Mit Eingabe vom 22.07.2019 begehrte die Antragstellerin (ASt) die Nichtigerklärung der am 16.07.2019 von der Auftraggeberseite bekannt gegebenen Entscheidung, mit welchen Unternehmen die Rahmenvereinbarung abgeschlossen werden soll, betreffend die Lose 6.02WD, 6.03WD, 6.04WD, 6.05WD, 6.06WD, 6.09WD, 6.10WD, 6.11WD und 6.12WD, und insb auch die mit dem Spruch betreffend die im Spruch angeführten Auftraggeberinnen erlassene einstweilige Verfügung.
Die Auftraggebervertretung brachte zu dem Antrag auf Erlassung einer einstweiligen Verfügung im Punkte des Sicherungsmeritums vor, dass keine Einwände gegen die Erlassung der beantragten einstweiligen Verfügung bestehen würden.
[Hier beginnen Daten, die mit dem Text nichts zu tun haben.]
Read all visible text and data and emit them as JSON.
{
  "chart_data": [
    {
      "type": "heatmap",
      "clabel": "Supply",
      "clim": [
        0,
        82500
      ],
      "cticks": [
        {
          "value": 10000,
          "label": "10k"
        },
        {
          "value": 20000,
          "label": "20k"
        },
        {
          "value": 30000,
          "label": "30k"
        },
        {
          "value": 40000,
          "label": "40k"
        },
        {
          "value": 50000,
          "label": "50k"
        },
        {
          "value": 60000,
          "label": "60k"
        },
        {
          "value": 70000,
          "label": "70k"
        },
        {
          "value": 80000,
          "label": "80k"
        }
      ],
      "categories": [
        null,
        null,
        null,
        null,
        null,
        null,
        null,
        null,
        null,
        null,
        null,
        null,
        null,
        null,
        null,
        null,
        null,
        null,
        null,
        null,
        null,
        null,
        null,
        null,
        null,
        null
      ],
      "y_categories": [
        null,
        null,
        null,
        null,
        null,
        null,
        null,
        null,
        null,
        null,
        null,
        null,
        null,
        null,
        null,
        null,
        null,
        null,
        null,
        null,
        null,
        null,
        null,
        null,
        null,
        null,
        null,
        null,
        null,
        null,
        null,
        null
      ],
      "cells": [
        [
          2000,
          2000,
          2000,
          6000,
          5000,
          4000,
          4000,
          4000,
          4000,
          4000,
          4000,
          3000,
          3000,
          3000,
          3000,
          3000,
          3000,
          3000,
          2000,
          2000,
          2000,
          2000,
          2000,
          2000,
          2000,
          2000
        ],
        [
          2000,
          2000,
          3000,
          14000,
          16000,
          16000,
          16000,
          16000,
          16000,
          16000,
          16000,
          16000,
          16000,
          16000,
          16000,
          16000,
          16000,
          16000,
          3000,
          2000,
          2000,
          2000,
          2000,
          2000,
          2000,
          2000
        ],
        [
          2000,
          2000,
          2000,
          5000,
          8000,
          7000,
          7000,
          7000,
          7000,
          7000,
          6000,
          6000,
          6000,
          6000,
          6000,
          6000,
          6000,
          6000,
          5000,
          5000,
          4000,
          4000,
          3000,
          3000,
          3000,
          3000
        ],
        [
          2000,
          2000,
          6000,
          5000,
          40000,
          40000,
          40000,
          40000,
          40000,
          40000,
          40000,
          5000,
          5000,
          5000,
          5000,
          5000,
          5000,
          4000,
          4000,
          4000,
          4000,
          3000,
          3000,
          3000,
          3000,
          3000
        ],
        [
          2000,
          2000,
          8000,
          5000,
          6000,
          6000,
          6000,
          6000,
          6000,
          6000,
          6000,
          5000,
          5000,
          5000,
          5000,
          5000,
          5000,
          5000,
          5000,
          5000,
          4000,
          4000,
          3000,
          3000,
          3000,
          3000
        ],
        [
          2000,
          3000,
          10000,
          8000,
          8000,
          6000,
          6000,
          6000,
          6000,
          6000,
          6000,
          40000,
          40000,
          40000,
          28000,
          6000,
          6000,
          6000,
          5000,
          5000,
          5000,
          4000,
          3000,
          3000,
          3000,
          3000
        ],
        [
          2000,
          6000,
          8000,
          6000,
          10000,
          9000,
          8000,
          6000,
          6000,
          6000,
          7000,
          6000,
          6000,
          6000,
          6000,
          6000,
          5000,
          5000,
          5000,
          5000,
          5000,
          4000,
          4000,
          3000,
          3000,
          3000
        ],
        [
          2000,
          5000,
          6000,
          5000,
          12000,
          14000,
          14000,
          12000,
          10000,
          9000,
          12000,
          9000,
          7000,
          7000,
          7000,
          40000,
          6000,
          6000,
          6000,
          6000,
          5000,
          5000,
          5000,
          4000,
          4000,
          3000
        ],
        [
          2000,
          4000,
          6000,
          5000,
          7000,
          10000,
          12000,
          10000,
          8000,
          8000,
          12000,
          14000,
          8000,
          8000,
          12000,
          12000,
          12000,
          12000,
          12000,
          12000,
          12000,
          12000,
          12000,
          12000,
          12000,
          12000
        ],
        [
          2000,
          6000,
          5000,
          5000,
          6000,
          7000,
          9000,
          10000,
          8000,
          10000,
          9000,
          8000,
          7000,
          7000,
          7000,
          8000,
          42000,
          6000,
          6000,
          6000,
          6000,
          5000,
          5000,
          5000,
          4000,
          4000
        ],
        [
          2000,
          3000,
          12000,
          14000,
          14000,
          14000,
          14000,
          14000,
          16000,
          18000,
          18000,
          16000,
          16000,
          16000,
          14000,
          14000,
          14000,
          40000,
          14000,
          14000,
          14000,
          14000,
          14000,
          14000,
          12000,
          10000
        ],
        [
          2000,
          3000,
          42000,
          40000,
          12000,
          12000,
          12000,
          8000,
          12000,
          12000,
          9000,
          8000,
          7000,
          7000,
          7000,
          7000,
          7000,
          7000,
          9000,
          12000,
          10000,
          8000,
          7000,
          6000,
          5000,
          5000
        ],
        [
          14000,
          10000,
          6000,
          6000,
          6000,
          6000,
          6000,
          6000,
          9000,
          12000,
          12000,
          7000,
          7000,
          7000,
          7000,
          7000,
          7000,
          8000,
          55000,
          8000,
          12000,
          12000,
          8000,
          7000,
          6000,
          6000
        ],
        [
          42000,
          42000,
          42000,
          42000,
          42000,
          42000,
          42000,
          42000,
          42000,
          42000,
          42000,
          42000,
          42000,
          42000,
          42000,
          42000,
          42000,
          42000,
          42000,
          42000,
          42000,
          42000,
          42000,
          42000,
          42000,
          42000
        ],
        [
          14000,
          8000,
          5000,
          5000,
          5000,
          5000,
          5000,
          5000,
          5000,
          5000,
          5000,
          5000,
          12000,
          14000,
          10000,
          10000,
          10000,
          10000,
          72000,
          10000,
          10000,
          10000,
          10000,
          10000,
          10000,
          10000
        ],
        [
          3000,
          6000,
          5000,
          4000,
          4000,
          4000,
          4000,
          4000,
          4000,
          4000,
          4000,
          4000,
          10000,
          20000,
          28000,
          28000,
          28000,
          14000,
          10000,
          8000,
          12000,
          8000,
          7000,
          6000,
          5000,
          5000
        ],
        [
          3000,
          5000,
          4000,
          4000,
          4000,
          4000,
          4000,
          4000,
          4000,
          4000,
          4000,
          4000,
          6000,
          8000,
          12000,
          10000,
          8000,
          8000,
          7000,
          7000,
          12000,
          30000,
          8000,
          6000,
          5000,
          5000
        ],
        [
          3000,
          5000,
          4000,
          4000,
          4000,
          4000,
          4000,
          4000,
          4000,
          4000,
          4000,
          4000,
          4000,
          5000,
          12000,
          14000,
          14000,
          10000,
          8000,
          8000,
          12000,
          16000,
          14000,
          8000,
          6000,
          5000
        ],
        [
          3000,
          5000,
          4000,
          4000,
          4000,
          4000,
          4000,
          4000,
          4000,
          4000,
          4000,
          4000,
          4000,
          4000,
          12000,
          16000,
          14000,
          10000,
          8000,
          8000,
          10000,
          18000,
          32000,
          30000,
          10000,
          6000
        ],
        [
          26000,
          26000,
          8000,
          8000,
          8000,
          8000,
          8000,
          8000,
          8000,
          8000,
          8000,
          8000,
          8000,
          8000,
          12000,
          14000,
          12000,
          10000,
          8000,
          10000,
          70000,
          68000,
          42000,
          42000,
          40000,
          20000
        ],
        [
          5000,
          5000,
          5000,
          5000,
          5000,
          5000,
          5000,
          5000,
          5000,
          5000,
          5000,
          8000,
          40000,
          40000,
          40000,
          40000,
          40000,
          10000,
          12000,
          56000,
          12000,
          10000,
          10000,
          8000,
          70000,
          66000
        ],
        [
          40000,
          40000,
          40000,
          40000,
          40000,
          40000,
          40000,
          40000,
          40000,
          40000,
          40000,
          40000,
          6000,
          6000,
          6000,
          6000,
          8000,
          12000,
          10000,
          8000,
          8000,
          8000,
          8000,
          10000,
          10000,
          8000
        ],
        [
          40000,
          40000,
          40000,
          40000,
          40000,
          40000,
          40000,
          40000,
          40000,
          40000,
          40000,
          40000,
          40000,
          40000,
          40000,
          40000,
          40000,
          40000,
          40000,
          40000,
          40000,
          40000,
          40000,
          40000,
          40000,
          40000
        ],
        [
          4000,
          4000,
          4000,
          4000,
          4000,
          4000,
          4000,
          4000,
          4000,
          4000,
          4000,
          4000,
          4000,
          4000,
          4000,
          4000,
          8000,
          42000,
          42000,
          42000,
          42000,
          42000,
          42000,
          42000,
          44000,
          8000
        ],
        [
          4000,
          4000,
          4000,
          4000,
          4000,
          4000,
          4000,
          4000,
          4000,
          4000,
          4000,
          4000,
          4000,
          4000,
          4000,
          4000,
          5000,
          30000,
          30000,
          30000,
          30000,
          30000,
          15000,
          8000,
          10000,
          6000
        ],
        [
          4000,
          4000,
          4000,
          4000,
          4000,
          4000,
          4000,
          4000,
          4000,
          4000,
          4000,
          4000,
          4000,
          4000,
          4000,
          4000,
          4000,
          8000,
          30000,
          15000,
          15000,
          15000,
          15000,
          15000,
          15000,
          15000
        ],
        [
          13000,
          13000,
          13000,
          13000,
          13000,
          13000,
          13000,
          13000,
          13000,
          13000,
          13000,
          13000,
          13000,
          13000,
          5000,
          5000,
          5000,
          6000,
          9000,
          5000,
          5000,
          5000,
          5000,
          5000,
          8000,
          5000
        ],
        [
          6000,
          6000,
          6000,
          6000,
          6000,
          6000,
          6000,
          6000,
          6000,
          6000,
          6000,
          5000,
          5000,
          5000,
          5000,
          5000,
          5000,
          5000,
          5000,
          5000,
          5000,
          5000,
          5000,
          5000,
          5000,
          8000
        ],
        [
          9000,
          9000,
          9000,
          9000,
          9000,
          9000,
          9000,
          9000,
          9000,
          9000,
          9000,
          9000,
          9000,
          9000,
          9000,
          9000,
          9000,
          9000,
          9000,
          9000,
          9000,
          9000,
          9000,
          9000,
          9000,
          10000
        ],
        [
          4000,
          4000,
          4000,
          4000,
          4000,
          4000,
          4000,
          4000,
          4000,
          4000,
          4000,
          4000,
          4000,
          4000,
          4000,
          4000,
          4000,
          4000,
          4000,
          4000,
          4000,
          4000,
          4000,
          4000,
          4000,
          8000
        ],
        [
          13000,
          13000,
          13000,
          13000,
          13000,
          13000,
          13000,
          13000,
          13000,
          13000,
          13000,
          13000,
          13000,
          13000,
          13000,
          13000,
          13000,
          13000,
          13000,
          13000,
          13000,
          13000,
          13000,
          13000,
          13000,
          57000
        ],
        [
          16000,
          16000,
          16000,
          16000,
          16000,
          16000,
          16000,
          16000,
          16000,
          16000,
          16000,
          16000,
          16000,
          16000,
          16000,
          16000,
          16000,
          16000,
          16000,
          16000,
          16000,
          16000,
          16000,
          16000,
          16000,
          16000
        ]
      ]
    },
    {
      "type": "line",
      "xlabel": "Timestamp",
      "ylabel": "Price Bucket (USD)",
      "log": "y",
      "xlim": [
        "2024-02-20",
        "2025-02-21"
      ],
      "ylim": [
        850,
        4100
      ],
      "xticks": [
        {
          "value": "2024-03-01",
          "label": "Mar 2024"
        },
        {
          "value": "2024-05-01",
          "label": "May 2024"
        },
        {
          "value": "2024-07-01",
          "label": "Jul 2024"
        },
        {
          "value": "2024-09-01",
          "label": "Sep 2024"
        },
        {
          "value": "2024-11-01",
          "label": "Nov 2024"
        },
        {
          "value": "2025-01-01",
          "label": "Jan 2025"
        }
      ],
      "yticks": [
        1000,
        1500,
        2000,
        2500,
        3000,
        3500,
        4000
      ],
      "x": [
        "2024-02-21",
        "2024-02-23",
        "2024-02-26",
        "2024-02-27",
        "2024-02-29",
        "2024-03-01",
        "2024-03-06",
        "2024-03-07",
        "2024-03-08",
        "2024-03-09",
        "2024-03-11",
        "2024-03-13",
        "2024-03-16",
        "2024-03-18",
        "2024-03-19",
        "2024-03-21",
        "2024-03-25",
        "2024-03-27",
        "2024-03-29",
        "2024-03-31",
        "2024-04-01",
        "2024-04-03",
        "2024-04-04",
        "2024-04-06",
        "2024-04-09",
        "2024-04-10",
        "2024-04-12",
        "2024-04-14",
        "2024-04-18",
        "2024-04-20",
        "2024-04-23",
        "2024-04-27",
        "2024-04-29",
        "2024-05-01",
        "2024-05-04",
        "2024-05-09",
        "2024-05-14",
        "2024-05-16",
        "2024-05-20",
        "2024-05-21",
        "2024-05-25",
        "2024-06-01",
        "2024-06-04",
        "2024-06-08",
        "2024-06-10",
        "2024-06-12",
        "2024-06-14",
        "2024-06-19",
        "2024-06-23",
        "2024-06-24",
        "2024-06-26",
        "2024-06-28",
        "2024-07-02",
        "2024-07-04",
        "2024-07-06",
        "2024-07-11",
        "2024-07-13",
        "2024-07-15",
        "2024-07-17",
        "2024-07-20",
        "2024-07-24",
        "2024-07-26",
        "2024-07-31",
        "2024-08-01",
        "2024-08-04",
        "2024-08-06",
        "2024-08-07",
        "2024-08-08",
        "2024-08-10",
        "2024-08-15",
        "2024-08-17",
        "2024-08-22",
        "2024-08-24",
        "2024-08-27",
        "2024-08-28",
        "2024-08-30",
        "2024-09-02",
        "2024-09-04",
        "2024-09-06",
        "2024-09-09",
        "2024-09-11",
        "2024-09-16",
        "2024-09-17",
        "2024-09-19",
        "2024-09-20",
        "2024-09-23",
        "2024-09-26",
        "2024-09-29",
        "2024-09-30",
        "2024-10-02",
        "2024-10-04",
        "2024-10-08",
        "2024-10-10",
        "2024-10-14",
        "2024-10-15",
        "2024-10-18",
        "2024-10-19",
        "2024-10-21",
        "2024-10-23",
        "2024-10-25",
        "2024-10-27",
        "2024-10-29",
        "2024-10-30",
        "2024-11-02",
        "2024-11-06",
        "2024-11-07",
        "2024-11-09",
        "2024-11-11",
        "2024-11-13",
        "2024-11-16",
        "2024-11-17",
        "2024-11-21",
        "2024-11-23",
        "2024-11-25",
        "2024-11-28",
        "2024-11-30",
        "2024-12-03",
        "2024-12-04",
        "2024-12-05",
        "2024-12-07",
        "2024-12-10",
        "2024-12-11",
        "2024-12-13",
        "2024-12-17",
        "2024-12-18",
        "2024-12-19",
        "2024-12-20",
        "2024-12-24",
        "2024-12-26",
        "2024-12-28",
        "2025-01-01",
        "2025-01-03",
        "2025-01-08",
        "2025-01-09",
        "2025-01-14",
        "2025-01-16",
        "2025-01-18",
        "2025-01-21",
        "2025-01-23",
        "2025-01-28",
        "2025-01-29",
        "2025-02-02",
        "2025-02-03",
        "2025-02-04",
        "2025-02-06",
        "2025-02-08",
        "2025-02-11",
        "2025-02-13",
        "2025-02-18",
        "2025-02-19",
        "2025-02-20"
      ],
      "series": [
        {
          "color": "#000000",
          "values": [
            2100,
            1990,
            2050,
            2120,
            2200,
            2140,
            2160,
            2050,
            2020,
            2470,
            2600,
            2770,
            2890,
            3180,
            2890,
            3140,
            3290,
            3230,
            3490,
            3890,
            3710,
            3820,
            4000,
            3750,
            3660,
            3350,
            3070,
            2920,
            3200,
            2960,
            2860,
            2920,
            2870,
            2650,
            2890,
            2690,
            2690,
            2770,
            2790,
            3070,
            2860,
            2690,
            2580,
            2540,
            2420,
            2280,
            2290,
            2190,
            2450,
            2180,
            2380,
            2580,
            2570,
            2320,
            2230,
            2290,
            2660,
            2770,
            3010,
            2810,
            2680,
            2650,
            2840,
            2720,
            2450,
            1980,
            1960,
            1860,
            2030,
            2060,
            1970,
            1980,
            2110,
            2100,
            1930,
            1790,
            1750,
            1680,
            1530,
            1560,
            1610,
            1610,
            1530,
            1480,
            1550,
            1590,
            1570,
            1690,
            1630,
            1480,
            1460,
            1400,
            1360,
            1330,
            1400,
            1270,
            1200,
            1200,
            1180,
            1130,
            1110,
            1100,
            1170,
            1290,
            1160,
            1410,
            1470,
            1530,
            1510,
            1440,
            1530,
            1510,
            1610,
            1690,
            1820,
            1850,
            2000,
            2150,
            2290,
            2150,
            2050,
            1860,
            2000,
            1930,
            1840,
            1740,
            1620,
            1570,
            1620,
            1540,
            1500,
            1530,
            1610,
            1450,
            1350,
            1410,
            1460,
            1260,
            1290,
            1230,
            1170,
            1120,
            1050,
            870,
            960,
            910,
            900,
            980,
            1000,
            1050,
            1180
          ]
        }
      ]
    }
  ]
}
Der hier erkennende Richter war zum Zeitpunkt des Antragseinlangens und danach von 24.07.2019 bis 06.08.2019 nicht im Dienst und sah sich am 07.08.2019 mit der Tatsache konfrontiert, dass bis dahin nicht geklärt werden konnte, wer dem Firmennamen nach Vertragspartner der streitgegenständlichen Rahmenvereinnbarungen und damit Auftraggeber wäre.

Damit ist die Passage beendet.